Here's one photo, from James Allen et al. (2000) Without Sanctuary:
Here are a couple spectator details from the above photo:
Looking at the first spectator detail, I'm struck by the thought that this guy probably thought that the lynching festivities made for an entertaining date with the girls.
Here's the accompanying text from Allen et al.:
The following account is drawn from James Cameron's book, A Time of Terror: Thousands of Indianans carrying picks, bats, ax handles, crowbars, torches, and firearms attacked the Grant County Courthouse, determined to "get those goddamn Niggers." A barrage of rocks shattered the jailhouse windows, sending dozens of frantic inmates in search of cover. A sixteen-year-old boy, James Cameron, one of the three intended victims, paralyzed by fear and incomprehension, recognized familiar faces in the crowd -- schoolmates, and customers whose lawns he had mowed and whose shoes he had polished -- as they tried to break down the jailhouse door with sledgehammers. Many police officers milled outside with the crowd, joking. Inside, fifty guards with guns waited downstairs.
The door was ripped from the wall, and a mob of fifty men beat Thomas Shipp senseless and dragged him into the street. The waiting crowd "came to life." It seemed to Cameron that "all of those ten to fifteen thousand people were trying to hit him all at once." The dead Shipp was dragged with a rope up to the window bars of the second victim, Abram Smith. For twenty minutes, citizens pushed and shoved for a closer look at the "dead nigger." By the time Abe Smith was hauled out he was equally mutilated. "Those who were not close enough to hit him threw rocks and bricks. Somebody rammed a crowbar through his chest several times in great satisfaction." Smith was dead by the time the mob dragged him "like a horse" to the courthouse square and hung him from a tree. The lynchers posed for photos under the limb that held the bodies of the two dead men.
Then the mob headed back from James Cameron and "mauled him all the way to the courthouse square," shoving and kicking him to the tree, where the lynchers put a hanging rope around his neck.
Cameron credited an unidentified woman's voice with silencing the mob (Cameron, a devout Roman Catholic, believes that it was the voice of the Virgin Mary) and opening a path for his retreat to the county jail....

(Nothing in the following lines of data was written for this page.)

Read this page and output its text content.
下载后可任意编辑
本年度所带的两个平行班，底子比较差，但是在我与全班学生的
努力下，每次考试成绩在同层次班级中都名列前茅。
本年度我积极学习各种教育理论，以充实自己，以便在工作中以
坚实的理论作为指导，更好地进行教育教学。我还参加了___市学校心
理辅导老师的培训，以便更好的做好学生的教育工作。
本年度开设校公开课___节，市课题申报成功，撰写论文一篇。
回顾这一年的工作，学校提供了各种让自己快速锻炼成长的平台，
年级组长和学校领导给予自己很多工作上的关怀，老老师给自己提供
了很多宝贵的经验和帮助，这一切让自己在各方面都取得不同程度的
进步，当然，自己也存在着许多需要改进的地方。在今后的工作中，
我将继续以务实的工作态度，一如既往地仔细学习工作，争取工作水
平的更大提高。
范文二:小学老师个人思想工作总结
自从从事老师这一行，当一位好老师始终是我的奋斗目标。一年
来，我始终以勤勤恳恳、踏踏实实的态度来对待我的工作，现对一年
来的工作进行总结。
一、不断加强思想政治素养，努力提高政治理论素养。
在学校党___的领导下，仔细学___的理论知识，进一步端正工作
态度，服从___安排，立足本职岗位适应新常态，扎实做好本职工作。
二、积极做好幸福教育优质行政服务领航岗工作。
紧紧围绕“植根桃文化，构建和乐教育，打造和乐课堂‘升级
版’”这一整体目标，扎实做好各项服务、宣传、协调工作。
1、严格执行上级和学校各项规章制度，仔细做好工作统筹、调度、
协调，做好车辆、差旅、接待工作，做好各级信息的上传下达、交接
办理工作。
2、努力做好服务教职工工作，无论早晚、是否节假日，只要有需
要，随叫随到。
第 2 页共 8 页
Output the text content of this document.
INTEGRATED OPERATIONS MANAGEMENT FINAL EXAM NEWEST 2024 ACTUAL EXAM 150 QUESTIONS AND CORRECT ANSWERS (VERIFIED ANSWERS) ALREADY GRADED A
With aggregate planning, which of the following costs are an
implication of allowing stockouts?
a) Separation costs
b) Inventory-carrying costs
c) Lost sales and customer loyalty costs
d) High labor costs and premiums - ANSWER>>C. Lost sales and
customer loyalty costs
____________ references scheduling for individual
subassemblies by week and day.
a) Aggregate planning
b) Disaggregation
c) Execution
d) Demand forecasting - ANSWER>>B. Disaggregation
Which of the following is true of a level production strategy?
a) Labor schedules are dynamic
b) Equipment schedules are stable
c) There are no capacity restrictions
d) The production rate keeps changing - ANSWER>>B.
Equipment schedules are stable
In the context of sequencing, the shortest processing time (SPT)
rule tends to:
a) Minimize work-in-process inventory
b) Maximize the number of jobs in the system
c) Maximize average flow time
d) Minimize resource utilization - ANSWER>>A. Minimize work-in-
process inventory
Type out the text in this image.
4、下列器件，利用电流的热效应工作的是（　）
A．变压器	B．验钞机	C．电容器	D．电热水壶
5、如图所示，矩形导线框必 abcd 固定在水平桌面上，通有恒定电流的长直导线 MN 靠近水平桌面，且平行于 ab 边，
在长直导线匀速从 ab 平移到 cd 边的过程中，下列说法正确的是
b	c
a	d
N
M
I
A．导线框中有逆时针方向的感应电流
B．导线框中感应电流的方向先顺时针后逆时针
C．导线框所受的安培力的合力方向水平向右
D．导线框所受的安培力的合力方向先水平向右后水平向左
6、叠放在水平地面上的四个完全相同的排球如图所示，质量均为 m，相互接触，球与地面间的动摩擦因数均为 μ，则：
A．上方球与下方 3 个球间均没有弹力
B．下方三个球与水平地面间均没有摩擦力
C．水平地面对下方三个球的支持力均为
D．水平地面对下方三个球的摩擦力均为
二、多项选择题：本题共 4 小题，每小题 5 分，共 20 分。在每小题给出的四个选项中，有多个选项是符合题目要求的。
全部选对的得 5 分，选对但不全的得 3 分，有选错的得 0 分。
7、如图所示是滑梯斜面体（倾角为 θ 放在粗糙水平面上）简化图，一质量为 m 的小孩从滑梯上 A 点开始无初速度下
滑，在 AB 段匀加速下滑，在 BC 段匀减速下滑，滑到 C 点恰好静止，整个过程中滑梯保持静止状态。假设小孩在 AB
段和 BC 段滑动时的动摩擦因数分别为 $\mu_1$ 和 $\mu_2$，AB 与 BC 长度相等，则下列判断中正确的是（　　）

The girls are holding cloth souvenirs from the corpses. The studio photographer who made this postcard printed thousands of copies over the next ten days, selling for fifty cents apiece.
According to Cameron's later account, Shipp and Smith were probably guilty of murdering a white man and raping a white woman. He insists that he himself had fled the scene before either of those crimes occurred. According to historical records, in only about one-third of racial lynching cases were the victims even accused of a grievous crime such as rape or murder. In about one-third of cases, they were accused of non-grievous crime, such as theft. In about one-third of cases, the victims were accused of no real crime at all, only of being "uppity", or of having consensual sexual relations with a white woman, or the victim was a friend or family member of another lynching victim.